Midnight's NIGHT token tumbled 12% as a cascade of long liquidations and capital outflows overwhelmed whale accumulation efforts on June 5.
NIGHT fell 12% in the 24 hours to 04:00 UTC, marking one of its steepest single-day declines, as a wave of long liquidations forced top traders to exit positions across decentralized exchanges on Ethereum, on-chain data shows.
"The liquidation cascade hit multiple tiers of long positions over a 12-hour window, with top-tier traders accounting for the bulk of the sell pressure," according to data from Arkham Intelligence. The selling coincided with a broader risk-off shift across crypto markets that saw bitcoin slide below $62,000 and ether drop to $1,670.
Capital outflows from NIGHT-related liquidity pools outpaced whale accumulation by a significant margin, with on-chain flows showing accumulation addresses adding tokens even as the broader market sold. The bid from large holders was not enough to absorb the sell pressure, leaving the token to trade near session lows.
The breakdown puts NIGHT at risk of further downside, with buyer confidence unlikely to recover until accumulation resumes at a pace that matches the sell-side pressure. The token's price action mirrors a pattern seen across smaller-cap altcoins this week, as a rotation out of risk assets into AI-related names and upcoming IPOs like SpaceX has drained liquidity from the crypto ecosystem.

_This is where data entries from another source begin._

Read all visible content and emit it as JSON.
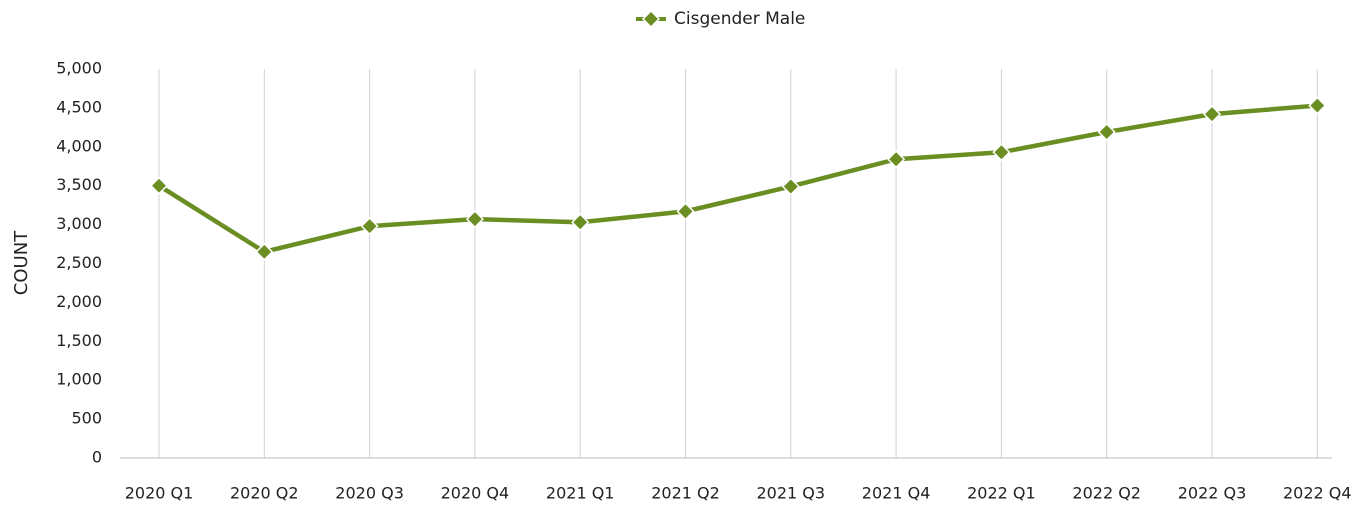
{
  "chart_data": {
    "type": "line",
    "y_label": "COUNT",
    "categories": [
      "2020 Q1",
      "2020 Q2",
      "2020 Q3",
      "2020 Q4",
      "2021 Q1",
      "2021 Q2",
      "2021 Q3",
      "2021 Q4",
      "2022 Q1",
      "2022 Q2",
      "2022 Q3",
      "2022 Q4"
    ],
    "series": [
      {
        "name": "Cisgender Male",
        "color": "#6b8e23",
        "values": [
          3500,
          2650,
          2980,
          3070,
          3030,
          3170,
          3490,
          3840,
          3930,
          4190,
          4420,
          4530
        ]
      }
    ],
    "ylim": [
      0,
      5000
    ],
    "yticks": [
      0,
      500,
      {
        "value": 1000,
        "label": "1,000"
      },
      {
        "value": 1500,
        "label": "1,500"
      },
      {
        "value": 2000,
        "label": "2,000"
      },
      {
        "value": 2500,
        "label": "2,500"
      },
      {
        "value": 3000,
        "label": "3,000"
      },
      {
        "value": 3500,
        "label": "3,500"
      },
      {
        "value": 4000,
        "label": "4,000"
      },
      {
        "value": 4500,
        "label": "4,500"
      },
      {
        "value": 5000,
        "label": "5,000"
      }
    ],
    "grid": "x",
    "legend": "top"
  }
}
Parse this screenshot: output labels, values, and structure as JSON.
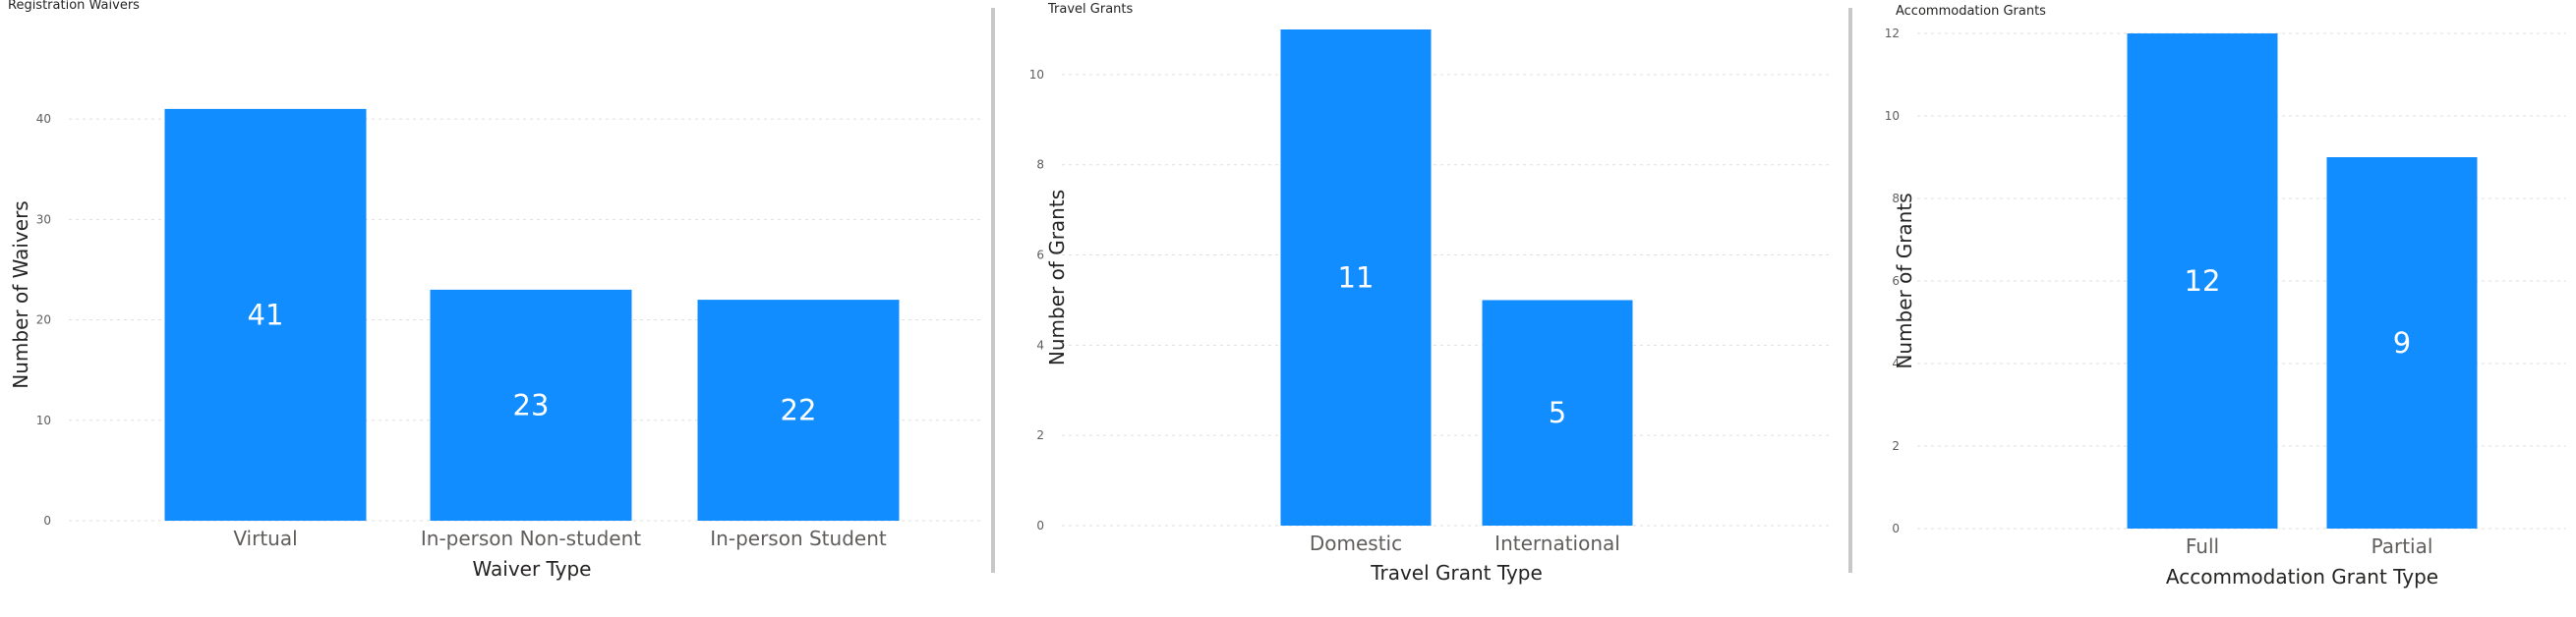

Bullish CEO Tom Farley said Thursday that investor focus has shifted from crypto to AI and IPOs, a dynamic that has amplified selling in smaller tokens. "Money and attention have moved to other sectors," Farley said in a CNBC interview.
For NIGHT, the immediate question is whether whale accumulation can regain momentum or whether the liquidation wave marks the start of a deeper drawdown. The token's next major catalyst — a scheduled protocol upgrade — has not yet been dated by the Midnight team.
This article is for informational purposes only and does not constitute investment advice.